Influyendo en el pasado, pero conscientes de su destino –“orgullosos”, incluso- los últimos de los nuestros parecen contentarse con haber diseñado un hermoso escenario sobre el que representar una última función. El asombro y la pena como estrambote: por lo que pudo haber sido, por ese “esfuerzo autodestructivo” capaz de suplantar cualquier intentona universalista.
Pero para que todo esto funcione es necesario crear una atmósfera. Para que el comulgante-espectador se vea impelido al trance, debe de estar arropado también en el plano sonoro. Y para este propósito Jóhan Jóhannsson ha compuesto un oratorio que convierte las nervaduras y las superficies agrietadas en mundos en formación, en posibilidades, en recreaciones. Los rebordes afilados, las odas al pasado en forma de dientes de sierra.

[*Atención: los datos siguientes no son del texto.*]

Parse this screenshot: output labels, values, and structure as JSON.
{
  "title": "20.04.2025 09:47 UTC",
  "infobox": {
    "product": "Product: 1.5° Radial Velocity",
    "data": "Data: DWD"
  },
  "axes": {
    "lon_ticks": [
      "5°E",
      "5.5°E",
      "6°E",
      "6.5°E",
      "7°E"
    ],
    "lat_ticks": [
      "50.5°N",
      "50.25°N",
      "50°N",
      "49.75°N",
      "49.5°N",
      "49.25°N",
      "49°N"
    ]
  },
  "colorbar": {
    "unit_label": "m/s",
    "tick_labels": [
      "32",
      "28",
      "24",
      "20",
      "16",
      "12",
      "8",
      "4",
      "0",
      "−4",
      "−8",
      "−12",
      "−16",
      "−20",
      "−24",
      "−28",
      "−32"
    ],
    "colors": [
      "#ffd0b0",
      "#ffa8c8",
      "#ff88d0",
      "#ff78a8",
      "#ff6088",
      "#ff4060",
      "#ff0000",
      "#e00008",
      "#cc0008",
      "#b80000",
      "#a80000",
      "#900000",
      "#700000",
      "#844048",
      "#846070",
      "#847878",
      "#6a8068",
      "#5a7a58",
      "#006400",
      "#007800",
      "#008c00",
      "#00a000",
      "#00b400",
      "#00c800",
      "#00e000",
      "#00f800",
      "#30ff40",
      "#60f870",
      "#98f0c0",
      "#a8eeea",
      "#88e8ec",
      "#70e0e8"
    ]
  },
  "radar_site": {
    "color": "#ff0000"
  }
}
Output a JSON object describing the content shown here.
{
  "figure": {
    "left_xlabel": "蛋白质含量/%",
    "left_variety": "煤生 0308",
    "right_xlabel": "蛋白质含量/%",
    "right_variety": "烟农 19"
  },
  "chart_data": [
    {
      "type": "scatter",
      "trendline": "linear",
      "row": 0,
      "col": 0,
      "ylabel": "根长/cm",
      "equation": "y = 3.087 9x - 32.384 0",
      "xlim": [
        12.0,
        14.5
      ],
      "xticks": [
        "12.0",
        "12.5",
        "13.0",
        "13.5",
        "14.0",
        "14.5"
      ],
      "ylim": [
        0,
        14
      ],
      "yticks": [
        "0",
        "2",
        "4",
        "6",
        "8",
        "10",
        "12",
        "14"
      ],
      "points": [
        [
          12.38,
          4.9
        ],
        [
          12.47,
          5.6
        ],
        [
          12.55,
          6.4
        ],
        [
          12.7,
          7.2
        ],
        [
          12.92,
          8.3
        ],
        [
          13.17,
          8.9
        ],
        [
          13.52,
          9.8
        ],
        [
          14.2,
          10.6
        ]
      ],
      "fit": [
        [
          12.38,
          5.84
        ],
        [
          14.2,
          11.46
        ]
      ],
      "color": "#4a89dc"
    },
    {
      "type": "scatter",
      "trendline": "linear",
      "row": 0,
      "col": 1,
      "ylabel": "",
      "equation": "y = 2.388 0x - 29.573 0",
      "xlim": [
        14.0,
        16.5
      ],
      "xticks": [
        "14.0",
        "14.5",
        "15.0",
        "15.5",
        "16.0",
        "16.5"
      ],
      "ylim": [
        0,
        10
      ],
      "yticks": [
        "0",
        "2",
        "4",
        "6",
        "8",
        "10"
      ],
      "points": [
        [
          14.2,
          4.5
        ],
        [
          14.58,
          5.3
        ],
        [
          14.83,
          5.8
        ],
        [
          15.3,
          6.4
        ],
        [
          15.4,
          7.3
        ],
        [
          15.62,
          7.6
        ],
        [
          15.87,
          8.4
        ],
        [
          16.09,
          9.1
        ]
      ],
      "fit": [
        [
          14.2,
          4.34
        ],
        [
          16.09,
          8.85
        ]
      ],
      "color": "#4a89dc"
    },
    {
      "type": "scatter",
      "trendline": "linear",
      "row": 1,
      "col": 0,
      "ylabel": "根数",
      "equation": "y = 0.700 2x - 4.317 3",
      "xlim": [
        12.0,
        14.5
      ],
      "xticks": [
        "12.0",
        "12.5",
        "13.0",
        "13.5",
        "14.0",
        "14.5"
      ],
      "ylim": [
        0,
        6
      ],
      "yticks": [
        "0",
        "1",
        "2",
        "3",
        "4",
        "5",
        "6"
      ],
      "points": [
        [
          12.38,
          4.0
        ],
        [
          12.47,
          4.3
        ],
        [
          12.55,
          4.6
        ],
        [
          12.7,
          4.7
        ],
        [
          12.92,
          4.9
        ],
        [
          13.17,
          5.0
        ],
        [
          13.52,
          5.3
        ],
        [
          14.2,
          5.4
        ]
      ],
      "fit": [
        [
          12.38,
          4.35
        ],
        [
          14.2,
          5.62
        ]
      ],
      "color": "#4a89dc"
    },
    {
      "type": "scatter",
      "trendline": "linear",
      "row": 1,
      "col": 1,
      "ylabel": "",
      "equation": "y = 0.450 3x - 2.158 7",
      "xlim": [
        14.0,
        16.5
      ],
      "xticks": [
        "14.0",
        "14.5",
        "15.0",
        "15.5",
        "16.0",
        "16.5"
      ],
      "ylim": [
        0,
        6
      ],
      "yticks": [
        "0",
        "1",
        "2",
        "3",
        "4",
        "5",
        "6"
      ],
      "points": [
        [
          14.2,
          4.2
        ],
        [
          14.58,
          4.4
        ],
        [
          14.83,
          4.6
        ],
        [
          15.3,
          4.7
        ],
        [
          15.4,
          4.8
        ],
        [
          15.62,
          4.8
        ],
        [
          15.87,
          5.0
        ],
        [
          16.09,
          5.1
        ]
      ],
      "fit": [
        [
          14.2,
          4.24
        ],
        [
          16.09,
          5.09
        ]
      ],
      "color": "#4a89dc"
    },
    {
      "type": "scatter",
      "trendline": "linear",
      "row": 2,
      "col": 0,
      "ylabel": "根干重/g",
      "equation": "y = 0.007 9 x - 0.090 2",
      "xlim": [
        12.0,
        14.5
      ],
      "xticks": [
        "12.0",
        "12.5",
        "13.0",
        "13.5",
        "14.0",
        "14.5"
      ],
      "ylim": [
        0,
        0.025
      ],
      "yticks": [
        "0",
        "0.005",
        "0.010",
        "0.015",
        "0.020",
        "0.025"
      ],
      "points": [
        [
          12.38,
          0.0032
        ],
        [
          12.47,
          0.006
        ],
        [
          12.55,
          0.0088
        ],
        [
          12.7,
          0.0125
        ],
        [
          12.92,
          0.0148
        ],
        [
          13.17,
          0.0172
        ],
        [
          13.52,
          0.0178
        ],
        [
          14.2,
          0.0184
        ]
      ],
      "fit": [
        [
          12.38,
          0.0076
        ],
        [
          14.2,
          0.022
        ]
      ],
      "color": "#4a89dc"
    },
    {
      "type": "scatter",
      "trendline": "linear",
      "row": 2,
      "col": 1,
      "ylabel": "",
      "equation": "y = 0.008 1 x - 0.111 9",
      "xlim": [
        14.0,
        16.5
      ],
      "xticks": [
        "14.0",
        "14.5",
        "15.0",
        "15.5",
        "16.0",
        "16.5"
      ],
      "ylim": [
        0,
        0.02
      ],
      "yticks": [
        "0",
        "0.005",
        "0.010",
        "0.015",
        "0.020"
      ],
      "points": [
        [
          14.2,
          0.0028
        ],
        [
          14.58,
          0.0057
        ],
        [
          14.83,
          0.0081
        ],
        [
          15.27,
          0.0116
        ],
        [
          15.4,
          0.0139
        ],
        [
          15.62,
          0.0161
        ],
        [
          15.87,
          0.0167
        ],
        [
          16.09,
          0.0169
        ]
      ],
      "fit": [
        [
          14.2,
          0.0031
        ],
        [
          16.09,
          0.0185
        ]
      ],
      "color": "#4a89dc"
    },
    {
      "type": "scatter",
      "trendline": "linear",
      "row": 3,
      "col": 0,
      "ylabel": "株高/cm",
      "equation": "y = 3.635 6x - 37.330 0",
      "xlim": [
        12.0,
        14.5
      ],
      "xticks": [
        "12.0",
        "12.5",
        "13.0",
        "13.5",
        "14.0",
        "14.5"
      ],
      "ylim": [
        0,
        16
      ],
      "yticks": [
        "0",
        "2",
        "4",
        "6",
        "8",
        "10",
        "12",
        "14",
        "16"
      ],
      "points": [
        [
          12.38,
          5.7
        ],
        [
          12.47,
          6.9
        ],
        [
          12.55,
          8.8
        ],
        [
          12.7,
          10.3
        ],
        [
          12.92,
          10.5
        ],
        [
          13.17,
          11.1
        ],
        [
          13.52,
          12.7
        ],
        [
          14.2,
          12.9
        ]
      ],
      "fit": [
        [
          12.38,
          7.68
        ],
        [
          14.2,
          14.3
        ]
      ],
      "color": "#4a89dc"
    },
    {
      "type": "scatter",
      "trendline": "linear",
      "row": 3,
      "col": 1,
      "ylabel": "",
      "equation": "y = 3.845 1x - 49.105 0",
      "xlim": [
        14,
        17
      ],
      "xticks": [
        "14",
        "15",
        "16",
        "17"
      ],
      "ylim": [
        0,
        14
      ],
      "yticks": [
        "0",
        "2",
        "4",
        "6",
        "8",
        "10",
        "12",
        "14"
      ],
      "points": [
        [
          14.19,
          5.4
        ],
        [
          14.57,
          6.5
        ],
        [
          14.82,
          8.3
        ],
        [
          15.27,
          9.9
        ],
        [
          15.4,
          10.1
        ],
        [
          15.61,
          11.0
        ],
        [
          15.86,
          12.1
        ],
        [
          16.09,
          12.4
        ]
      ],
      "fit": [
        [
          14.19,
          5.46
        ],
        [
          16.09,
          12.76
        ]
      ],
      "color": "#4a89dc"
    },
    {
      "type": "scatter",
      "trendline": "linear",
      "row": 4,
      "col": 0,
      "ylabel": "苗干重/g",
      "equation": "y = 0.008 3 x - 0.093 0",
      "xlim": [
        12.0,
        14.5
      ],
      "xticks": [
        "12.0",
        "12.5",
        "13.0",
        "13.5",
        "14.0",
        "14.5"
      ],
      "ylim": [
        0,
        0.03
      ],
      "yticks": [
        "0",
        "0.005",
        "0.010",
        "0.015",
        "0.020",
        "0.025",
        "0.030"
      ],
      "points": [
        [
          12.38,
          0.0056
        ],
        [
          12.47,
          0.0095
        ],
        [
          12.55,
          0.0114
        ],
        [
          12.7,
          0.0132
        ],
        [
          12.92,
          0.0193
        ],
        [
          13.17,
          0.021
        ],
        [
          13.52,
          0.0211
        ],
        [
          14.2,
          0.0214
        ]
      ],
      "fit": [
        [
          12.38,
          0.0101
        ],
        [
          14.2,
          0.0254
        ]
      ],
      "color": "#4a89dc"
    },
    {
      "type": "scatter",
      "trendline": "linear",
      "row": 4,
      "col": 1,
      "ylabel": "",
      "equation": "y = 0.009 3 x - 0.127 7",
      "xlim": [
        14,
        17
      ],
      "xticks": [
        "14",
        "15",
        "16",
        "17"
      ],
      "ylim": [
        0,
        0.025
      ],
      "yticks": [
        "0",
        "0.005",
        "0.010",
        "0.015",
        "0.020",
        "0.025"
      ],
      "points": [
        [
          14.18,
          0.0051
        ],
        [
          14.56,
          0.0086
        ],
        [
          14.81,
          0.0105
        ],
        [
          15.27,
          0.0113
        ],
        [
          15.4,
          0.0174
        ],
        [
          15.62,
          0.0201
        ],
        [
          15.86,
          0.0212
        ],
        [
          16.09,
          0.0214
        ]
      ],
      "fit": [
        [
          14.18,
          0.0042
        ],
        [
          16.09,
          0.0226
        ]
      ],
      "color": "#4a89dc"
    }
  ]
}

Una película en la que se pueden cerrar los ojos y dejarse acunar por una banda sonora capaz de enriquecer algo tan difícilmente adjetivable como… ¿un encadenado de 70 minutos entre bloques de hormigón y repuntes de osciloscopio? O en la que, si se prefiere, se puede eliminar el sonido del apocalipsis y disfrutar con esa colección de estampitas balcánicas generadas por otro sistema político convencido de que su reinado no era de este mundo.